Вменяли мне вполне смешные вещи. Дескать, я что-то антикоммунистическое написал на стенке туалета. Совершенная ерунда, понятно, ничего я там не писал. Потом припомнили выступления на семинарах по истории КПСС, разговоры о самиздате, какие-то тексты Солженицына и Амальрика, которые я и брал, и давал почитать. В общем, стандарт. Но мне не повезло. Дело в том, что в тот вечер я ждал подруг, которые сдавали экзамен, и от нечего делать марал бумагу. В частности, записал смешную песенку с припевом: «А коммунисты на деревьях какая прелесть как висят…» Сумку мою досмотрели и листок нашли. Отпираться было бессмысленно. Времена стояли относительно гуманные – до Афганистана. Мне дали сдать сессию за второй курс, а потом отправили в академку – исправляться на завод. Подогревая моё самолюбие, на открытом собрании парторг факультета произнёс знаковую фразу: «Мы не сумели дать должный отпор хорошо подготовленному антисоветчику Полонскому». «Хорошо подготовленный» звучало круто.

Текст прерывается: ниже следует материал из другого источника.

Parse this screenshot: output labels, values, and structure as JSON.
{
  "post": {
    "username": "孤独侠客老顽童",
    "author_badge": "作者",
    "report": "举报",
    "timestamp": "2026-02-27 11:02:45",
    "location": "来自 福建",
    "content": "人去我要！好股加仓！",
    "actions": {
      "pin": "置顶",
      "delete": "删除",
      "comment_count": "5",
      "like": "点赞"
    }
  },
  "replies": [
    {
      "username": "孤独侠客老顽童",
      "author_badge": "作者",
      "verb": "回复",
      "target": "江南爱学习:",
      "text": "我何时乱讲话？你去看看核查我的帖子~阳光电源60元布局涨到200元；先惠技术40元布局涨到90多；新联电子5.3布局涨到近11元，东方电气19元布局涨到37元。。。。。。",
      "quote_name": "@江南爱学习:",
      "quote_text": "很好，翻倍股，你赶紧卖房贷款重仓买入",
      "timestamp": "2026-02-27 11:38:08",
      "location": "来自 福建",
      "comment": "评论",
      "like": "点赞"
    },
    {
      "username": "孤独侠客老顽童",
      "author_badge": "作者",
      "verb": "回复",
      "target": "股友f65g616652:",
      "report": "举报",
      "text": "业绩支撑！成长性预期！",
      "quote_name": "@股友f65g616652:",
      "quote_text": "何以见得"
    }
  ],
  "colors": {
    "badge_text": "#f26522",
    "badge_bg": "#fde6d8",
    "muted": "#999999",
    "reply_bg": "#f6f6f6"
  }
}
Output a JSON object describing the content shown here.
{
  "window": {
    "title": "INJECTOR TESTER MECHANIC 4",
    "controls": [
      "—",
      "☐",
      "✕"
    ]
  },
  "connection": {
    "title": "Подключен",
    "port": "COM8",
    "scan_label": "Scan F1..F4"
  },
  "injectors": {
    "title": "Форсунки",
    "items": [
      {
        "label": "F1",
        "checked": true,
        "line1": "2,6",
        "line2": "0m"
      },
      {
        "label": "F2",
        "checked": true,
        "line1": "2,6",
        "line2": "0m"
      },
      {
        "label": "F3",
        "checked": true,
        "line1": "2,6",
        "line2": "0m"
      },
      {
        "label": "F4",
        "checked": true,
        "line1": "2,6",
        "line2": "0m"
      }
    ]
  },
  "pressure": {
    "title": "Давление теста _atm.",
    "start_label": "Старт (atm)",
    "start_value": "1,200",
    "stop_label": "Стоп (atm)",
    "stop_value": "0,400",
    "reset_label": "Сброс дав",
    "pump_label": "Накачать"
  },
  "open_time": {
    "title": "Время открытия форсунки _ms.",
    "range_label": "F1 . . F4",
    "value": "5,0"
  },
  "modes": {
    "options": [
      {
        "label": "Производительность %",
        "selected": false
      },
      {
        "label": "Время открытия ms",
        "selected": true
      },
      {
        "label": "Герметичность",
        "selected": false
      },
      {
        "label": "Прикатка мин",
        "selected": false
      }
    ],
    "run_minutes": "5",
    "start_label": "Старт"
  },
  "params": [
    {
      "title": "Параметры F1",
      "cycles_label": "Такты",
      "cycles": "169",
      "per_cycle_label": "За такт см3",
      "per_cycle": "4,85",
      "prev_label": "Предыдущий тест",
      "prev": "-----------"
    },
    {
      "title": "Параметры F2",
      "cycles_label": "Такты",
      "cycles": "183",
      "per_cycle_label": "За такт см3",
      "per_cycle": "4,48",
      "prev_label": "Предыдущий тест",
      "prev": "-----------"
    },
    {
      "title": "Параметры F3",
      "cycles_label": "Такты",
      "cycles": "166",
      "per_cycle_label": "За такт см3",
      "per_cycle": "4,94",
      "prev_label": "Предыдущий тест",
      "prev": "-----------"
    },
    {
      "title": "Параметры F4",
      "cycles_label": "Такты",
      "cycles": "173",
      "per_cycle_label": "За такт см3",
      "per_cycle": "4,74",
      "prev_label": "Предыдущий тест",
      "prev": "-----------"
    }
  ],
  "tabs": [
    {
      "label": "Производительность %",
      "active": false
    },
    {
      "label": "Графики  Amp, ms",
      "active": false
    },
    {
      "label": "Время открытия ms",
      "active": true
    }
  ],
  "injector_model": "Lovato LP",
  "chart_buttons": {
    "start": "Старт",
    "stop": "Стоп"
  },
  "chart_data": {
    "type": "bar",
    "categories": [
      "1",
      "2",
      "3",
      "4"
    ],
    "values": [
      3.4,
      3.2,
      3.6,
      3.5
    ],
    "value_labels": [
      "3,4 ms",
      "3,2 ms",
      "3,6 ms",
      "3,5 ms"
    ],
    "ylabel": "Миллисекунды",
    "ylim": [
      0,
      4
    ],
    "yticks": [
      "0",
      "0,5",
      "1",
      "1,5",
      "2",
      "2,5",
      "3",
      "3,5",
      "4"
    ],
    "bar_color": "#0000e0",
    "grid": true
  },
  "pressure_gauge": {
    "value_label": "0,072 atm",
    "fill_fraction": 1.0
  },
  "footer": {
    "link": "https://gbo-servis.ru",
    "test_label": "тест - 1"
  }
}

Исправление происходило на московском станкоинструментальном заводе «Калибр», и тут мы с ребятами разошлись не на шутку. Второй раз взяли меня с листовками. Тут уж проблема оказалась серьёзней: несколько недель в тюрьме, потом психушка – где-то около полугода. До суда дело не дошло: парням из ГБ мало что удалось узнать, все вели себя прилично. А никакой угрозы мы, понятное дело, с точки зрения государства не представляли. Так что спустили – в их понимании – на тормозах. Что с идиотами возиться? В психушке мне довелось познакомиться со многими замечательными ребятами, моими ровесниками. Среди них были и совершенные безумцы, такие как, например, паренёк из Брянска, Сережа Миролюбов. Он взял с собой в армию «ГУЛАГ» Солженицына и, так как был сержантом, зачитывал вечерами отрывки своему отделению…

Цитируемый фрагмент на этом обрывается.